Vic souleva les sourcils à la recherche de la réponse appropriée, mais Léon continua :
— Toute ma jeunesse ici.
Et il plongea dans une sorte de mélancolie rêveuse, ce qui n'était pas un état si fréquent chez lui, en se laissant emporter par la multitude des souvenirs que le paysage en partie familier ramenait à lui. Tout à coup, il revoyait toute la petite bande de gamins dont il faisait partie des décennies plus tôt : les Roger, les Daniel, les Jacky. Il repensait particulièrement à l’un d’eux. Son ami Gérard qui ne ratait jamais une occasion d’amuser la galerie, même si, parfois ses farces dépassaient les bornes.
Un jour toute la bande grimpait dans un des petits cerisiers qui bordaient autrefois le terrain de pétanque. Lui avec l'aisance exceptionnelle qui était la sienne, presque simiesque, fut le premier à atteindre sa cime. Une fois perché au sommet de l'arbre, sans mettre en garde quiconque, il ouvrit sa braguette et se mit à pisser sur tous ceux qui se trouvaient en contre bas en semant la panique parmi les autres grimpeurs.

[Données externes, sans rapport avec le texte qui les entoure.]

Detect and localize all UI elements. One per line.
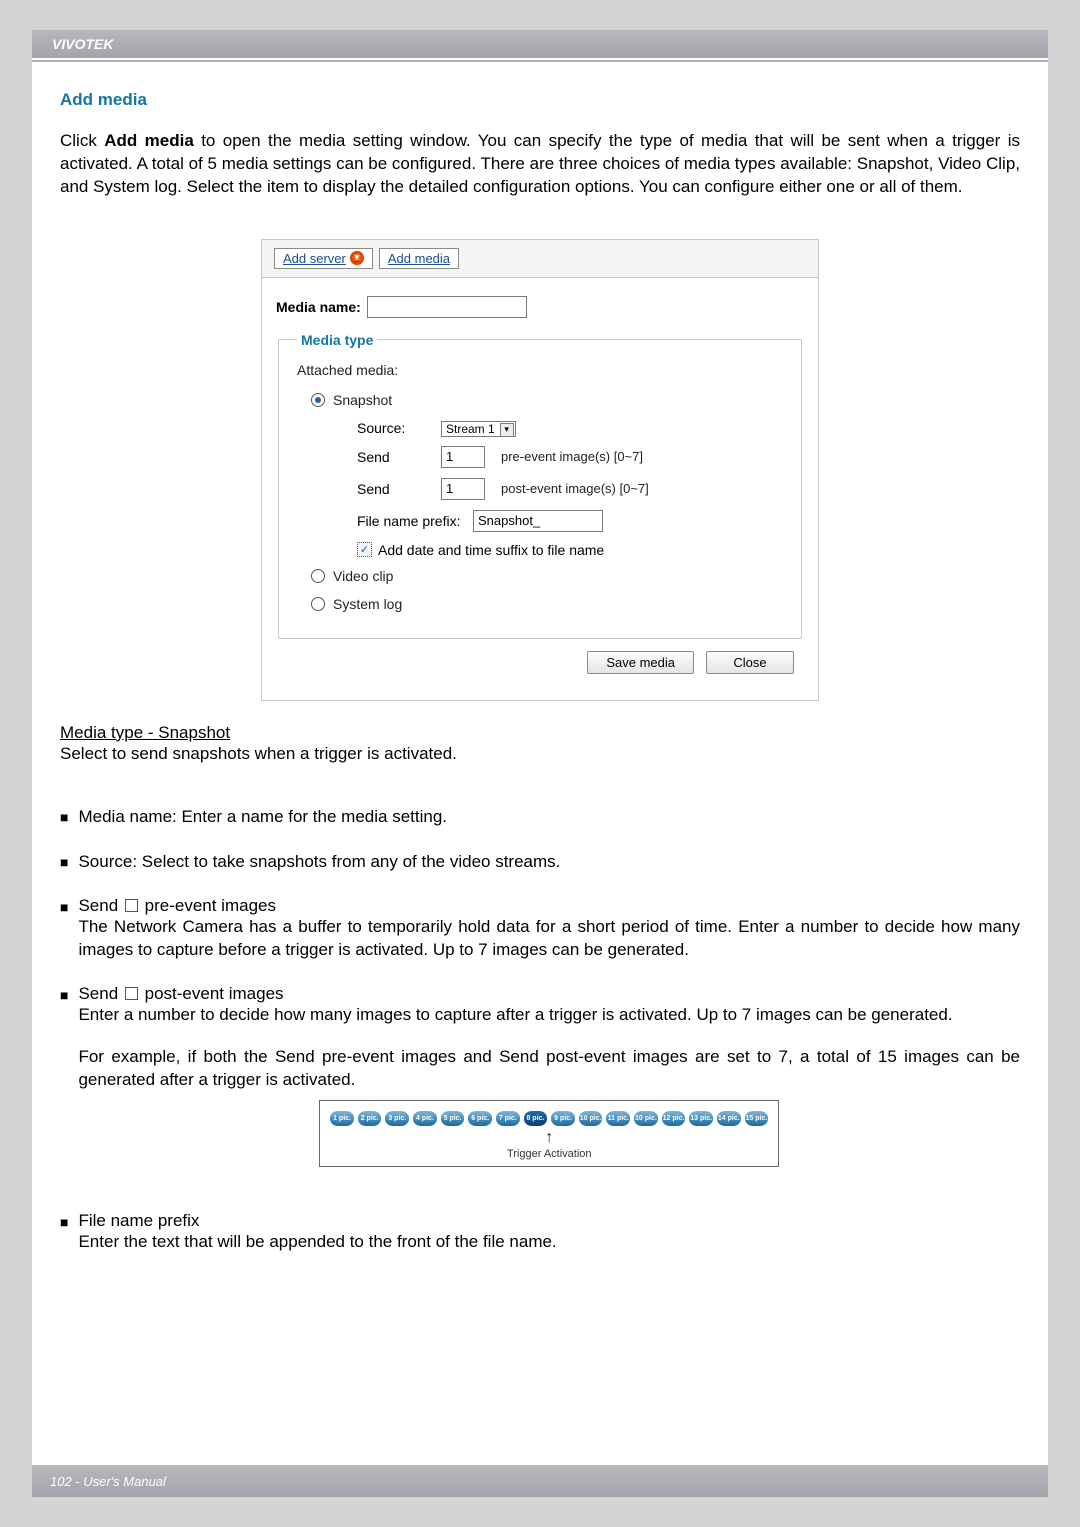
footer-text: 102 - User's Manual [50, 1474, 166, 1489]
bullet-marker: ■ [60, 987, 68, 1190]
add-server-label: Add server [283, 251, 346, 266]
footer-bar: 102 - User's Manual [32, 1465, 1048, 1497]
bullet-post-tail: post-event images [145, 984, 284, 1003]
timeline-caption: Trigger Activation [330, 1148, 768, 1160]
intro-suffix: to open the media setting window. You ca… [60, 131, 1020, 196]
bullet-marker: ■ [60, 899, 68, 962]
timeline-pic: 6 pic. [468, 1111, 492, 1126]
subtitle: Media type - Snapshot [60, 723, 1020, 743]
timeline-pic: 3 pic. [385, 1111, 409, 1126]
systemlog-label: System log [333, 596, 402, 612]
dropdown-arrow-icon: ▾ [500, 423, 514, 437]
bullet-post-body2: For example, if both the Send pre-event … [78, 1046, 1020, 1092]
add-media-tab[interactable]: Add media [379, 248, 459, 269]
timeline-pic: 10 pic. [579, 1111, 603, 1126]
timeline-pic: 13 pic. [689, 1111, 713, 1126]
bullet-post-lead: Send [78, 984, 122, 1003]
timeline-pic: 5 pic. [441, 1111, 465, 1126]
timeline-pic: 14 pic. [717, 1111, 741, 1126]
filename-prefix-label: File name prefix: [357, 513, 467, 529]
timeline-diagram: 1 pic. 2 pic.3 pic. 4 pic. 5 pic.6 pic. 7 pi… [319, 1100, 779, 1167]
blank-box-icon [125, 987, 138, 1000]
timeline-pic: 12 pic. [662, 1111, 686, 1126]
dialog-footer: Save media Close [276, 639, 804, 686]
radio-unselected-icon [311, 597, 325, 611]
media-dialog: Add server ▾ Add media Media name: Media… [261, 239, 819, 701]
bullet-pre-head: Send pre-event images [78, 896, 1020, 916]
intro-prefix: Click [60, 131, 104, 150]
bullet-post-head: Send post-event images [78, 984, 1020, 1004]
radio-unselected-icon [311, 569, 325, 583]
save-media-button[interactable]: Save media [587, 651, 694, 674]
send-pre-label: Send [357, 449, 435, 465]
intro-bold: Add media [104, 131, 194, 150]
close-button[interactable]: Close [706, 651, 794, 674]
pre-event-input[interactable] [441, 446, 485, 468]
videoclip-label: Video clip [333, 568, 393, 584]
post-event-suffix: post-event image(s) [0~7] [501, 481, 649, 496]
media-name-input[interactable] [367, 296, 527, 318]
pre-event-suffix: pre-event image(s) [0~7] [501, 449, 643, 464]
attached-media-label: Attached media: [297, 362, 789, 378]
bullet-source: Source: Select to take snapshots from an… [78, 851, 1020, 874]
timeline-pic: 8 pic. [524, 1111, 548, 1126]
arrow-up-icon: ↑ [330, 1130, 768, 1146]
timeline-pic: 9 pic. [551, 1111, 575, 1126]
subtitle-desc: Select to send snapshots when a trigger … [60, 743, 1020, 766]
add-server-tab[interactable]: Add server ▾ [274, 248, 373, 269]
brand-bar: VIVOTEK [32, 30, 1048, 60]
timeline-pic: 2 pic. [358, 1111, 382, 1126]
filename-prefix-input[interactable] [473, 510, 603, 532]
bullet-marker: ■ [60, 1214, 68, 1254]
snapshot-label: Snapshot [333, 392, 392, 408]
blank-box-icon [125, 899, 138, 912]
systemlog-radio-row[interactable]: System log [311, 596, 789, 612]
brand-text: VIVOTEK [52, 36, 113, 52]
bullet-pre-tail: pre-event images [145, 896, 276, 915]
add-date-label: Add date and time suffix to file name [378, 542, 604, 558]
timeline-pic: 10 pic. [634, 1111, 658, 1126]
timeline-pic: 7 pic. [496, 1111, 520, 1126]
media-type-legend: Media type [297, 332, 377, 348]
timeline-pic: 4 pic. [413, 1111, 437, 1126]
videoclip-radio-row[interactable]: Video clip [311, 568, 789, 584]
bullet-media-name: Media name: Enter a name for the media s… [78, 806, 1020, 829]
chevron-down-icon: ▾ [350, 251, 364, 265]
media-type-fieldset: Media type Attached media: Snapshot Sour… [278, 332, 802, 639]
snapshot-radio-row[interactable]: Snapshot [311, 392, 789, 408]
section-title: Add media [60, 90, 1020, 110]
radio-selected-icon [311, 393, 325, 407]
add-media-label: Add media [388, 251, 450, 266]
bullet-post-body1: Enter a number to decide how many images… [78, 1004, 1020, 1027]
add-date-checkbox[interactable]: ✓ [357, 542, 372, 557]
bullet-pre-body: The Network Camera has a buffer to tempo… [78, 916, 1020, 962]
post-event-input[interactable] [441, 478, 485, 500]
intro-paragraph: Click Add media to open the media settin… [60, 130, 1020, 199]
timeline-pic: 11 pic. [606, 1111, 630, 1126]
bullet-marker: ■ [60, 854, 68, 874]
bullet-prefix-body: Enter the text that will be appended to … [78, 1231, 1020, 1254]
bullet-pre-lead: Send [78, 896, 122, 915]
send-post-label: Send [357, 481, 435, 497]
bullet-prefix-head: File name prefix [78, 1211, 1020, 1231]
media-name-row: Media name: [276, 296, 804, 318]
timeline-pic: 15 pic. [745, 1111, 769, 1126]
media-name-label: Media name: [276, 299, 361, 315]
source-label: Source: [357, 420, 435, 436]
dialog-header: Add server ▾ Add media [262, 240, 818, 278]
timeline-pic: 1 pic. [330, 1111, 354, 1126]
bullet-marker: ■ [60, 809, 68, 829]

Ce même Gérard, une autre fois, l’adolescence venue, alors qu'ils étaient tous partis se baigner dans le fleuve, avait introduit dans son slip de bain un énorme épi de maïs. Il était allé ensuite provoquer deux jolies femmes, mères de famille encore jeunes, qui se faisaient dorer sur la berge. Léon revoyait son ami les toiser, droit comme un i, bien campé sur ses jambes à demi écartées, les poings posés sur les hanches, et hochant du menton dans une attitude hautaine et extraordinairement drôle, sorte de Peter Pan lubrique, avec ce truc démesuré tendant le tissu du maillot presque à le faire craquer, dans l'hilarité générale.
Quand il repensait à lui, renaissait immanquablement un sourire au coin de ses lèvres. Une douce chaleur dans son cœur aussi.
Comme les chemins de la vie finissent toujours par diverger, Léon l'avait perdu de vue pendant quelques années, plus tard. Un soir, cinq ans ou six ans après peut-être, à la recherche de cigarettes, il l'avait aperçu, par hasard, dans un bistrot. Il faisait peine à voir, affalé contre le comptoir, au milieu d'une bande de pitres avinés, gueulards et gouailleurs, tenant à peine sur les pieds, les yeux vitreux et tanguant.
Il n'avait pas été lui parlé, faisant comme s'il ne l'avait pas reconnu, et il avait fui l'endroit, écœuré par cette fulgurante déchéance.
Sacré Gérard... La Camarde, c'est si injuste, avait emporté, alors qu'il était âgé d’une trentaine d'années seulement, son âme joyeuse et avait abandonné à la terre son corps dévasté par l'alcool.
— C'était le meilleur de tous, laissa échapper Léon.
— Quoi ?
— Rien Victorin. Je pensais à quelqu'un... une vieille histoire.